Mexico: Christopher Columbus Ousted

Source: FSSPX News

A statue of the explorer Christopher Columbus was removed on October 10, 2020 from a major thoroughfare in the Mexican capital by the authorities, under the pretext of restoring it. For several months, activists announced their intention to attack the statue, during the commemorations of the arrival of the Genoese explorer in America.

In Mexico, the ideology of colonial repentance is circulating at the speed of the coronavirus. On October 10, 2020, at the request of the government of Mexico City, a monumental statue of the discoverer of the Americas, enthroned on Reforma Avenue, was dismantled, in order to be submitted “to an examination and a possible restoration,” which will be carried out by the National Institute of Anthropology and History (INAH).

A withdrawal made in the name of the precautionary principle? Last July, thousands of people signed an online petition, calling on the government of the Mexican capital to remove the sculpture.

The activists behind the initiative intended to “bring down” the statue of the illustrious navigator on October 12, 2020, the day with commemorates the arrival of Christopher Columbus in San Salvador in 1492.

All in the name of a nauseating ideology which intends to question the contribution of Catholic Europe to a New World mired in the darkness of idolatry. Was it really happier in the days of the butcher and cutthroat gods, whose Aztec pyramids evoke bloody figures? Certainly not for the vanquished tribes, in any case ...

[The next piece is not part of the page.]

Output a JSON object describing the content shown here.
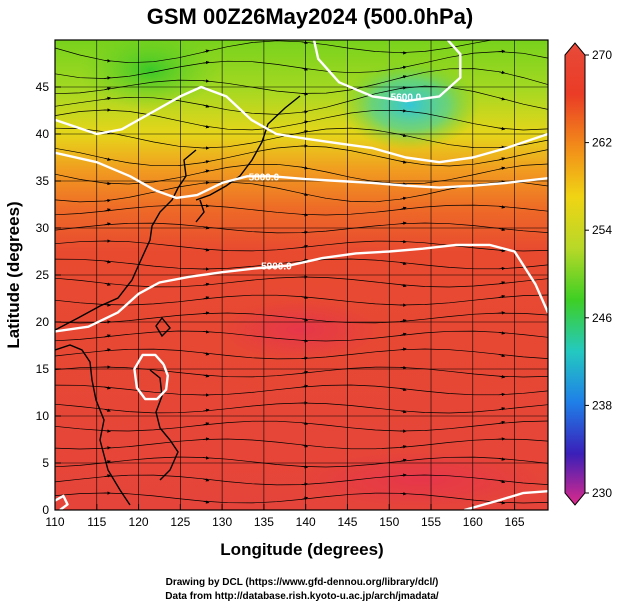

With little care for the past, Mexico City Mayor Claudia Sheinbaum hinted at a press conference that once restored, the monument might not be reassembled on the avenue where it was installed in 1877.

“It might be worth it ... to collectively reflect on what Columbus represents, especially for the next year,” said the councilor.

Because, in 2021, Mexico commemorates the 200th anniversary of Mexican independence and the 500th anniversary of the fall of Tenochtitlan, the capital of the former Aztec Empire.

Should this be seen as a coincidence? The President of Mexico, Andrés Manuel Lopez Obrador, himself demanded in a letter dated October 2, that the Holy See and the Crown of Spain apologize to the indigenous peoples, because of the “most shameful atrocities” committed, according to him, during the Spanish Conquest of 1521.

Coming from a statesman whose political roots draw from the blood of tens of thousands of Cristeros, shamefully massacred because of their Catholic faith between 1926 and 1934, one can recognize, with a touch of irony, a brilliant acrobat, worthy of the most beautiful of circus show.